THE SCIENCE THAT DRIVES OUR WORK

We are currently living through a major global extinction event, with the loss of species occurring at a rate faster than seen for several millennia. While previous extinction episodes have been caused by massive planetary changes such as volcanic explosions or shifts in tectonic plates, the current die-off is almost entirely driven by the activities of man.
 

The last global extinction event was 65 million years ago and led to the extinction of the dinosaurs and a permanent re-shaping of life on earth. It now appears that a similar wave of extinction is gathering pace across the planet.

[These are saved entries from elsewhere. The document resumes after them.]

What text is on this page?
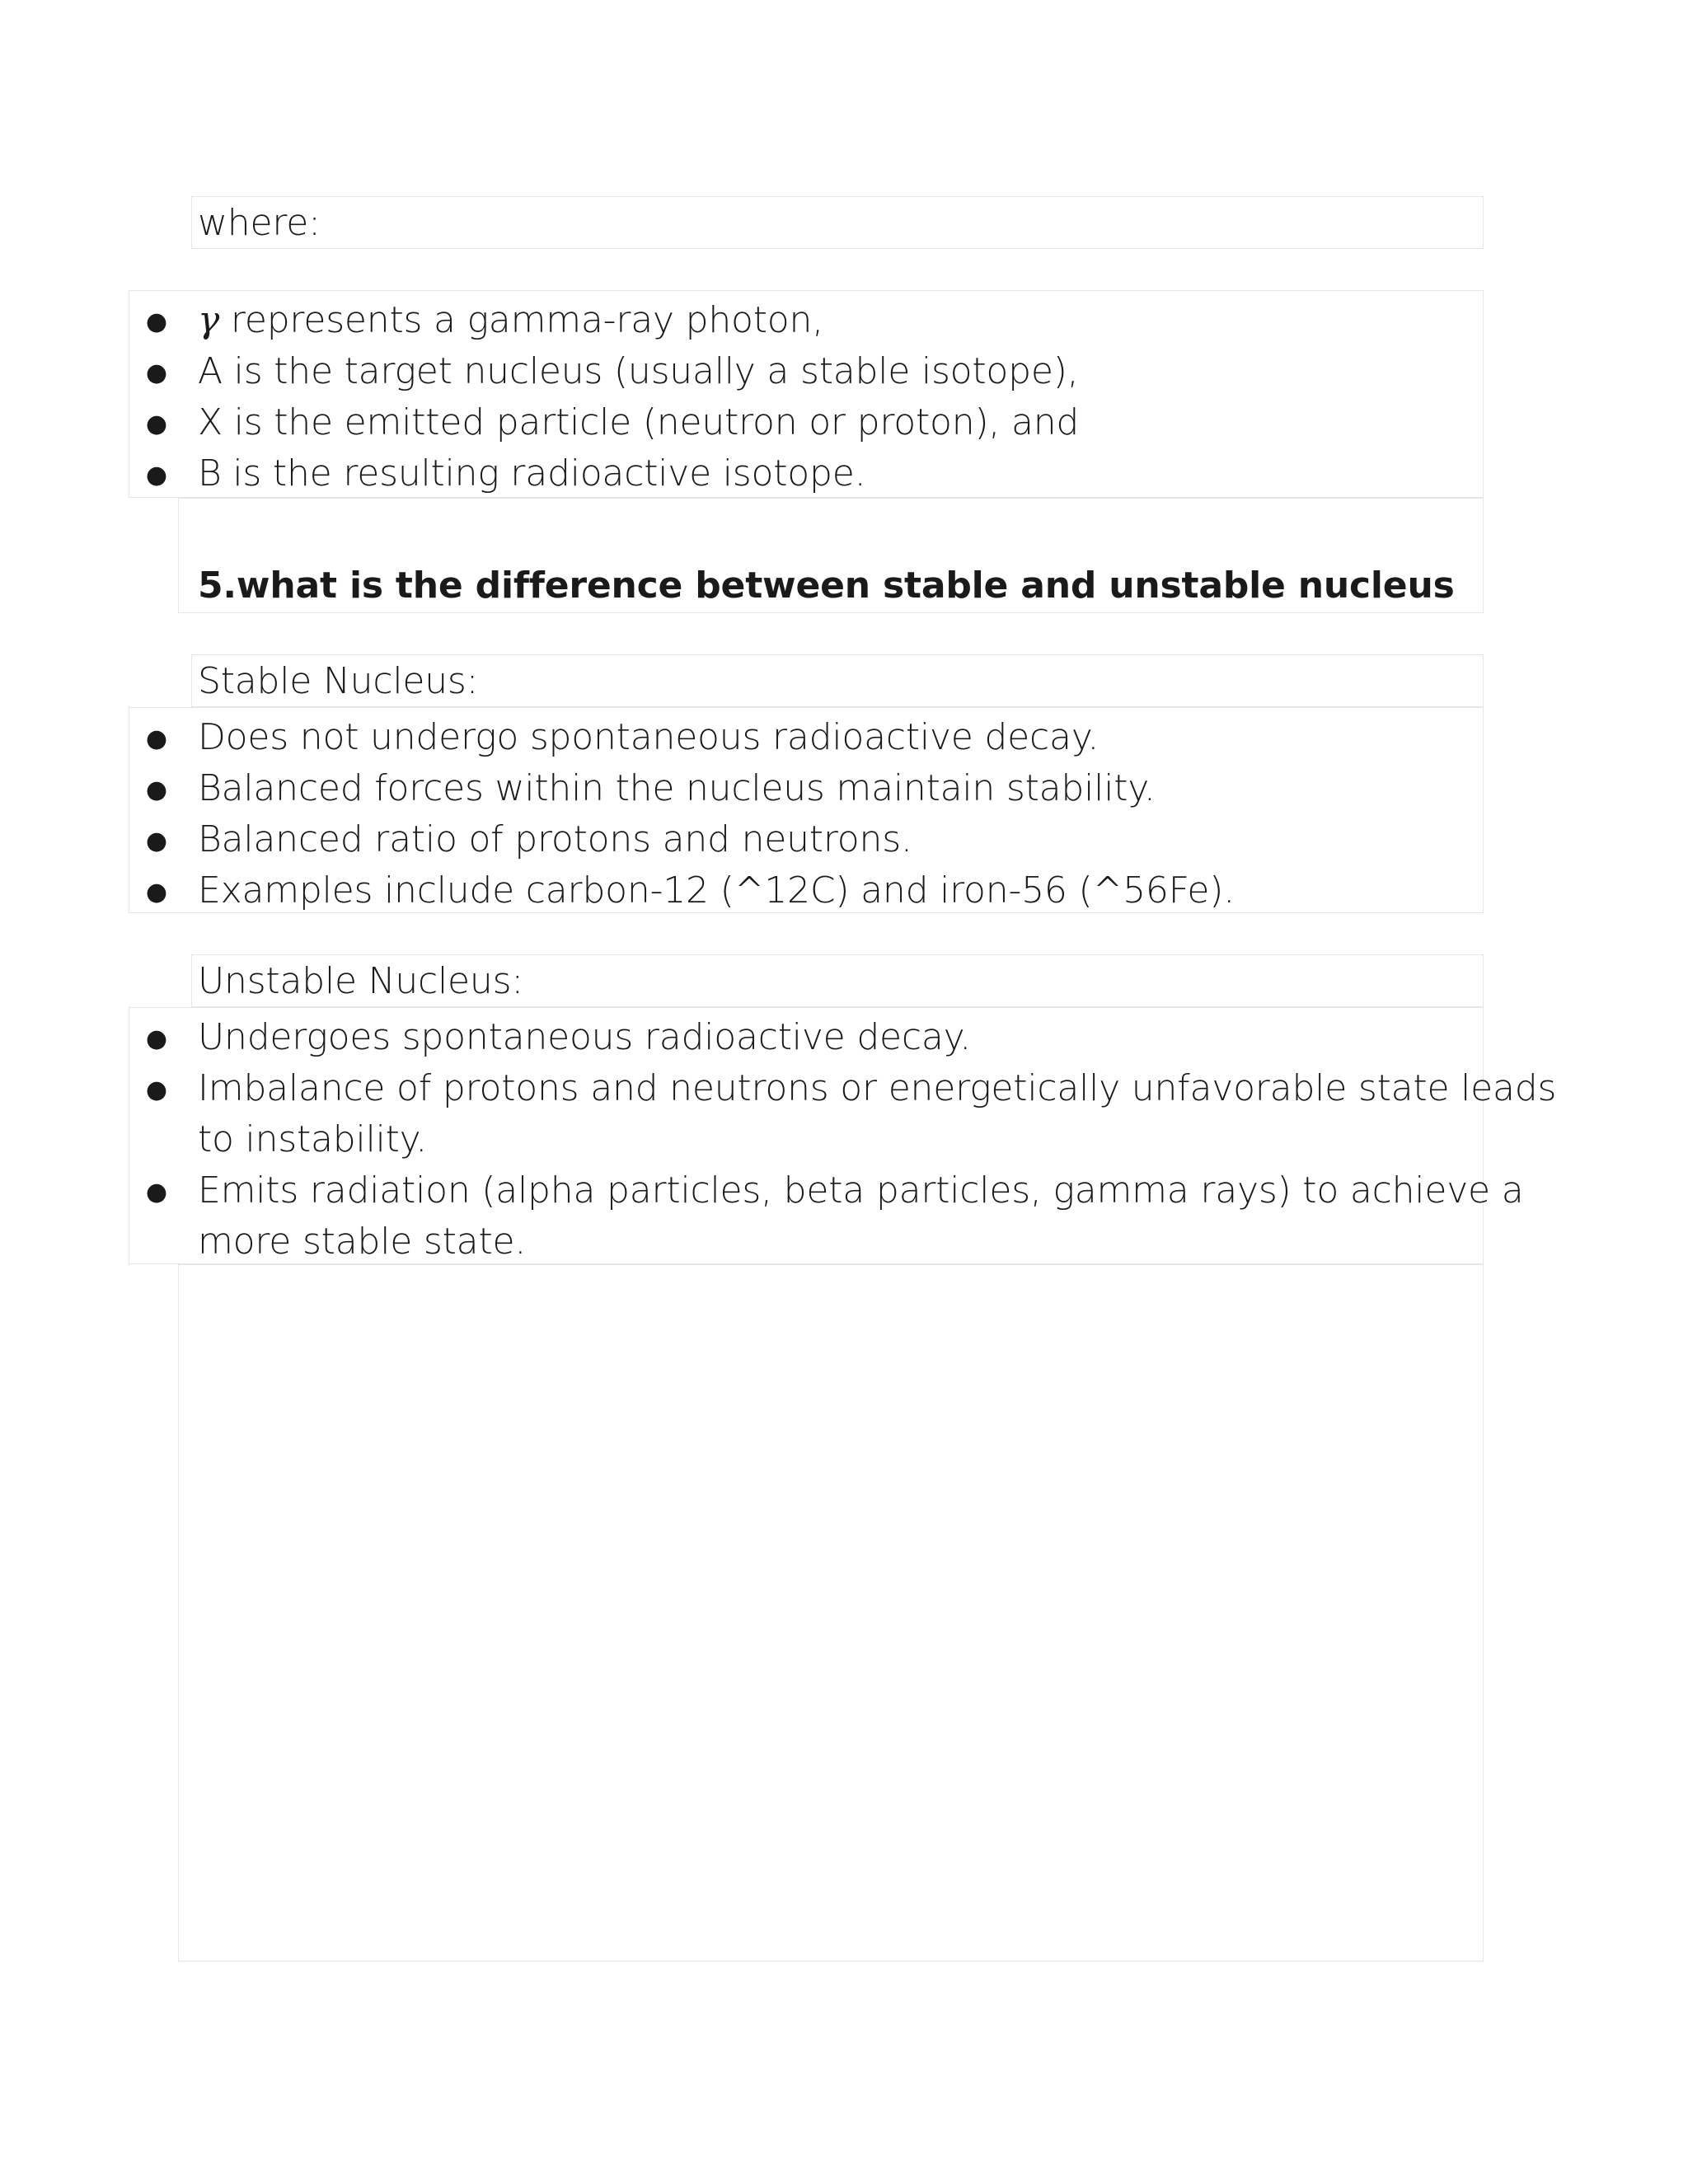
where:
● γ represents a gamma-ray photon,
● A is the target nucleus (usually a stable isotope),
● X is the emitted particle (neutron or proton), and
● B is the resulting radioactive isotope.
5.what is the difference between stable and unstable nucleus
Stable Nucleus:
● Does not undergo spontaneous radioactive decay.
● Balanced forces within the nucleus maintain stability.
● Balanced ratio of protons and neutrons.
● Examples include carbon-12 (^12C) and iron-56 (^56Fe).
Unstable Nucleus:
● Undergoes spontaneous radioactive decay.
● Imbalance of protons and neutrons or energetically unfavorable state leads
to instability.
● Emits radiation (alpha particles, beta particles, gamma rays) to achieve a
more stable state.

“Palaeontologists characterise mass extinctions as times when the Earth loses more than three-quarters of its species in a geologically short interval, as has happened only five times in the past 540 million years or so. Biologists now suggest that a sixth mass extinction may be under way, given the known species losses over the past few centuries and millennia." Barnosky 2011

Current predictions suggest that if we continue on our current trajectory we are likely to lose half of all known species on earth within the next century. 
Nearly a quarter of the world's mammals, a third of amphibians and at least a tenth of bird species are currently threatened with extinction. Climate change alone is expected to force a further 30% of species to the brink of extinction within the next 50 years.

Many of these rare species may appear to not have any obvious benefits to us, or provide us with any direct ecosystem service. Their rarity alone has meant that few other organisms rely upon them. Yet diverse ecosystems are known to be far more resilient to change and perturbations than ecosystems supporting only a limited assemblage of species. A single link in a spider’s web may not perform a specific function in isolation, but the links altogether provide the web with strength and stability. If enough links are lost however the entire web will collapse in the slightest gust of wind. Humans are as intrinsically part of this web as any other organism on the planet.

“We should not in any way feel complacent that we are not on the list of possible extinctions” Richard Leakey

In the UK over 900 native species are currently classed as a conservation priority, with several hundreds more known to be in significant decline. The countryside is now silent of many species which were once a familiar sight even as recent as only a generation ago. Each year several millions are spent on conservation, and yet rare species are still slipping through the net.

“In 2002, world leaders committed, through the Convention on Biological Diversity, to achieve a significant reduction in the rate of biodiversity loss by 2010.... Our analyses suggest that biodiversity has continued to decline over the past four decades...the rate of biodiversity loss does not appear to be slowing” Butchart et al 2010.

Many rare species, given the right conditions, can thrive and are in fact extremely successful at expanding their populations. Wild poppy plants are a key example of this; hidden from view for decades and surviving only as seeds in the ground the moment small patches of land are not sprayed with herbicide they can flourish in huge numbers. Huge resources are therefore not always required to prevent species decline. By identifying and managing the specific pressures they face, whether this be habitat degradation or manipulation by man, these species can be released from their ongoing decline.

When habitats are successfully restored the knock on effects can be huge – a pond cleared out to support a rare stonewort becomes a haven for breeding damselflies, a hay meadow managed for a rare orchid can start to support rare ground nesting birds. And healthy functioning ecosystems have almost incalculable value to humans.
Human beings have an unparalleled ability to show compassion for life and empathy with living things – it is time to use our knowledge and wisdom to save the planet for the next generation.